Calibration: The process of exploring the right range of values for parameters in the model, which ensures realistic and accurate behavior at the micro and macro levels in any computer simulation. Involves re-running simulations with varying parameter values to see which provide the best match to real data.
Initialization: The values of parameters that any simulation experiment starts with. These parameters could be agent specific or global.
Model Validation: Validation in the context of agent based modeling refers to the process of ensuring the behavior exhibited by a simulated system matches the real target system which it is trying to mimic. This involves a systematic exploration and calibration of model parameters, ensuring robustness of the model, eliminating logical errors in the model code and finally, ensuring that the model replicates the target system with a high degree of accuracy both at the macro level and at the micro level.
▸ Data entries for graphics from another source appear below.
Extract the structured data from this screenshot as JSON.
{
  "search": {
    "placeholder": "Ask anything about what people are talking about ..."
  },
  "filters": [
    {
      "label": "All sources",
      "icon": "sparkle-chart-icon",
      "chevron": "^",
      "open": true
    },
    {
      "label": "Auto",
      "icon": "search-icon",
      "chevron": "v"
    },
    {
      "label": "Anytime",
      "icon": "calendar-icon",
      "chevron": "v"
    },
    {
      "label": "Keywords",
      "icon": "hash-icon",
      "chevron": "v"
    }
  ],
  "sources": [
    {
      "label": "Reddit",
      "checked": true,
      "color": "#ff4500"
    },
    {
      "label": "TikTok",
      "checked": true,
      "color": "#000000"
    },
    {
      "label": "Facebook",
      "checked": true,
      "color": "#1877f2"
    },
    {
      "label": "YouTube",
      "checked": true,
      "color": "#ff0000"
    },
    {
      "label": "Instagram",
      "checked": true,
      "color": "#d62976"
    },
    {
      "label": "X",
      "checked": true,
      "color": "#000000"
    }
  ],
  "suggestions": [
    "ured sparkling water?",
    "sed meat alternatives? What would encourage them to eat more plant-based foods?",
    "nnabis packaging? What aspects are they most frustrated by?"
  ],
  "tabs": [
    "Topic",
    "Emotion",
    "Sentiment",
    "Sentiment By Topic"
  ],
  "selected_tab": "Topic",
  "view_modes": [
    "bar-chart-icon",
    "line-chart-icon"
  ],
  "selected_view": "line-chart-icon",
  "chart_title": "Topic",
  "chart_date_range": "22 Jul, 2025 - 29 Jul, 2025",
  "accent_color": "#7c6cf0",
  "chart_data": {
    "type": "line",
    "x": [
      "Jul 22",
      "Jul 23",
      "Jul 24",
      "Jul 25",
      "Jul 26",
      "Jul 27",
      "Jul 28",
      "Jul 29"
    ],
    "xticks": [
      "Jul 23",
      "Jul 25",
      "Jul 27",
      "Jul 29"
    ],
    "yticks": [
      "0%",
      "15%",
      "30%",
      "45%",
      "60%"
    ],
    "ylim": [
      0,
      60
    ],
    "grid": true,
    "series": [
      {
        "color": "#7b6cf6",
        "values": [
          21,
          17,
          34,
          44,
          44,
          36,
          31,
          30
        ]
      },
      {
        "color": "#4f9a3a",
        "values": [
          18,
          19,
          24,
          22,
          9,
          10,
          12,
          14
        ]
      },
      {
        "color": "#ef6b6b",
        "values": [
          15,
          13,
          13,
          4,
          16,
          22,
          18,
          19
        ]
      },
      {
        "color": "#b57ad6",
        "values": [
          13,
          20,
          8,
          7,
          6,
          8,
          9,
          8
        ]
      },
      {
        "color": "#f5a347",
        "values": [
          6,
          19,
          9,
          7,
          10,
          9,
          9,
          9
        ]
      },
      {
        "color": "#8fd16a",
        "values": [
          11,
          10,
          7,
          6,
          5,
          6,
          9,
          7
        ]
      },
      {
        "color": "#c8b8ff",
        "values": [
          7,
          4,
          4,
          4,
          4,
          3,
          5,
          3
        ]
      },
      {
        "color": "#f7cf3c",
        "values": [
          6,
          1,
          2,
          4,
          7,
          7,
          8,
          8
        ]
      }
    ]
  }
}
Complex System: A system which is usually composed of large number of possibly heterogeneous interacting agents, which are seen to exhibit emergent behavior. Emergence implies that system level behavior (macro level) cannot be inferred from observation of individual level behavior of its constituents (micro level). This absence of explicit links between the micro and macro levels makes complex systems especially difficult to analyze using traditional statistical and analytical techniques to study the dynamics of behavior. One typically requires the use of bottom up simulation based methods to study such systems. Complex systems are ubiquitous – markets, societies, social networks, the Internet, weather, ecosystems, are just a few examples.
Agent Memory: In the context of agent based models, this refers to the far back any individual agent in the model is able to recall past actions, behavior, parameter values etc., which may be relevant for its current state. The memory could refer to its own variables or variables of other agents or global and environmental variables, and this depends on the context and nature of the model being considered.